O quebrado
Opinião
O presidente Bolsonaro parece que vive para se alimentar da polêmica. Três depois de mergulhar no litoral paulista e ser acusado de promover aglomeração no mar, ontem, em seu primeiro dia de trabalho do ano novo, afirmou que o Brasil está ”quebrado”. Enfatizou que que não “consegue fazer absolutamente nada” e citou como exemplo as mudanças na tabela do Imposto de Renda.
“O Brasil está quebrado, chefe. Eu não consigo fazer nada. Eu queria mexer na tabela do Imposto de Renda, tá, teve esse vírus, potencializado pela mídia que nós temos, essa mídia sem caráter “, afirmou, dirigindo-se a um apoiador na saída do Palácio da Alvorada. A ampliação da isenção do IR é uma das promessas de campanha de Bolsonaro que nunca saíram do papel.
Em 2019, ele chegou a retomar o assunto algumas vezes ao afirmar que a ampliação estava sendo estudada pelo Governo. Atualmente, quem ganha até R$ 1,9 mil por mês está isento de declarar o IR. Bolsonaro já chegou a dizer que gostaria de aumentar a isenção da tabela do IR para quem ganha até cinco salários-mínimos até o final de seu mandato (hoje, R$ 5,5 mil).

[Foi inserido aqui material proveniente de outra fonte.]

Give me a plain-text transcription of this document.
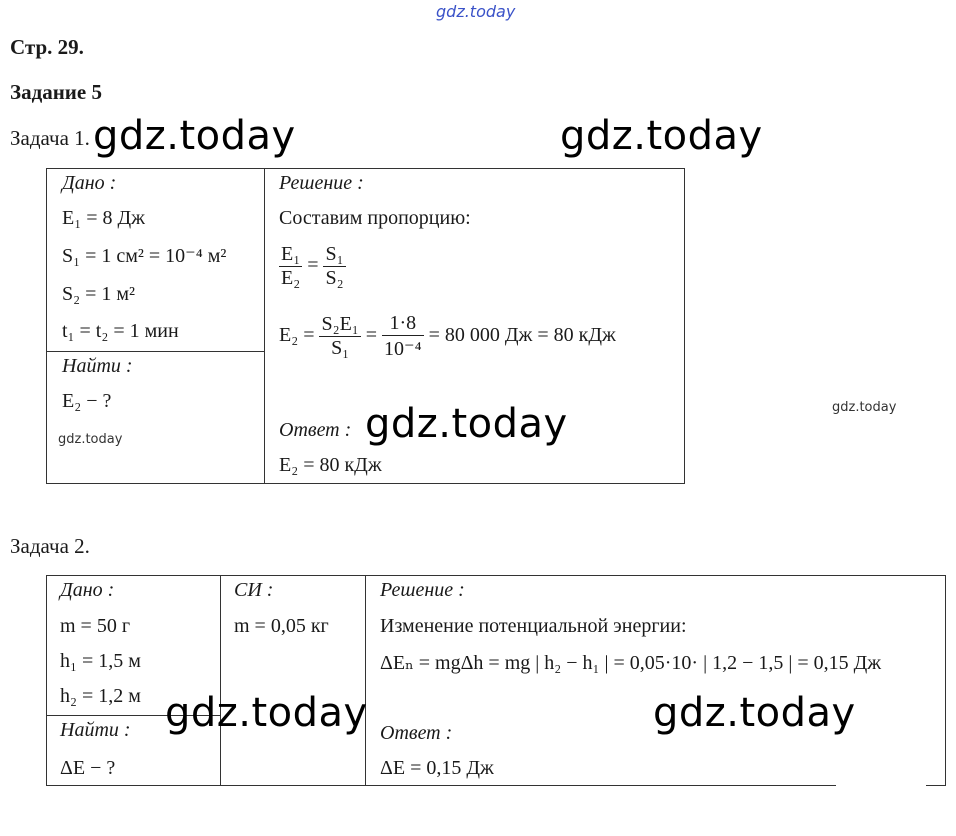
gdz.today
Стр. 29.
Задание 5
Задача 1.
Дано :
E₁ = 8 Дж
S₁ = 1 см² = 10⁻⁴ м²
S₂ = 1 м²
t₁ = t₂ = 1 мин
Найти :
E₂ − ?
Решение :
Составим пропорцию:
$\frac{\text{E₁}}{\text{E₂}} = \frac{\text{S₁}}{\text{S₂}}$
$E_2 = \frac{\text{S₂E₁}}{\text{S₁}} = \frac{1\cdot 8}{\text{10⁻⁴}} = 80$ 000 Дж = 80 кДж
Ответ :
E₂ = 80 кДж
Задача 2.
Дано :
m = 50 г
h₁ = 1,5 м
h₂ = 1,2 м
Найти :
ΔE − ?
СИ :
m = 0,05 кг
Решение :
Изменение потенциальной энергии:
ΔEₙ = mgΔh = mg | h₂ − h₁ | = 0,05·10· | 1,2 − 1,5 | = 0,15 Дж
Ответ :
ΔE = 0,15 Дж
gdz.today	gdz.today
gdz.today
gdz.today	gdz.today
gdz.today
gdz.today
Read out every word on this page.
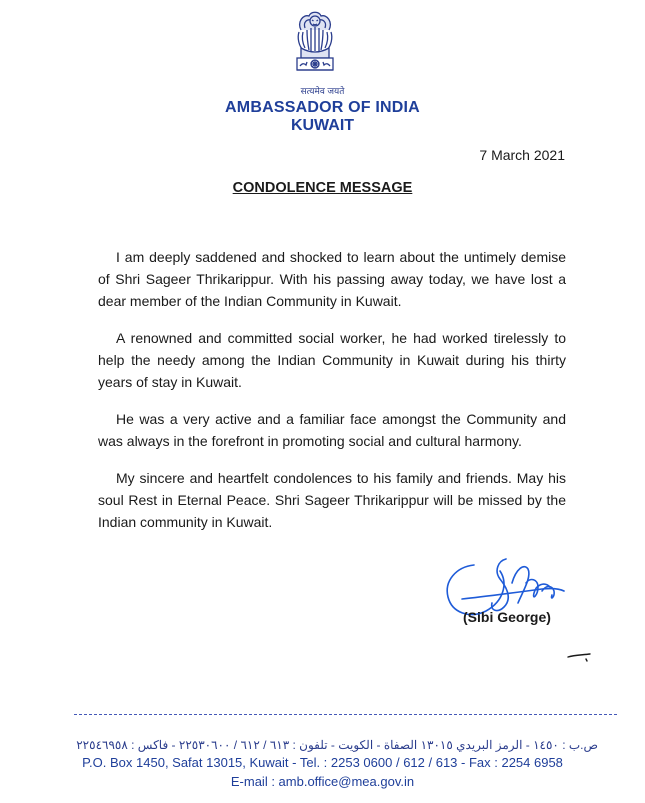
सत्यमेव जयते
AMBASSADOR OF INDIA
KUWAIT
7 March 2021
CONDOLENCE MESSAGE

I am deeply saddened and shocked to learn about the untimely demise of Shri Sageer Thrikarippur. With his passing away today, we have lost a dear member of the Indian Community in Kuwait.

A renowned and committed social worker, he had worked tirelessly to help the needy among the Indian Community in Kuwait during his thirty years of stay in Kuwait.

He was a very active and a familiar face amongst the Community and was always in the forefront in promoting social and cultural harmony.

My sincere and heartfelt condolences to his family and friends. May his soul Rest in Eternal Peace. Shri Sageer Thrikarippur will be missed by the Indian community in Kuwait.

(Sibi George)
ص.ب : ١٤٥٠ - الرمز البريدي ١٣٠١٥ الصفاة - الكويت - تلفون : ٦١٣ / ٦١٢ / ٢٢٥٣٠٦٠٠ - فاكس : ٢٢٥٤٦٩٥٨
P.O. Box 1450, Safat 13015, Kuwait - Tel. : 2253 0600 / 612 / 613 - Fax : 2254 6958
E-mail : amb.office@mea.gov.in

A ideia, contudo, já enfrentava resistência da equipe econômica ainda em 2019, quando as contas do Governo não estavam afetadas pela crise do novo coronavírus. Na conversa com apoiadores, Bolsonaro também voltou a intensificar as críticas à mídia, que segundo ele, realiza um “trabalho incessante de tentar desgastar” o Governo. “Vão ter que me aguentar até o final de 2022, pode ter certeza aí”, afirmou.
Um presidente da República não deveria nunca sair alardeando por aí que o País que ele mesmo governa está quebrado. Muito menos para servir de justificativa para o fato de não ter cumprido uma promessa de campanha. O que vão achar os investidores que compram papéis de um Governo do qual o seu próprio presidente diz que está quebrado?
É natural que comecem a cobrar cada vez mais para comprar os títulos da dívida brasileira. Ou seja, pode custar mais dinheiro para os contribuintes que o presidente promete ajudar com a correção da tabela do IRPF.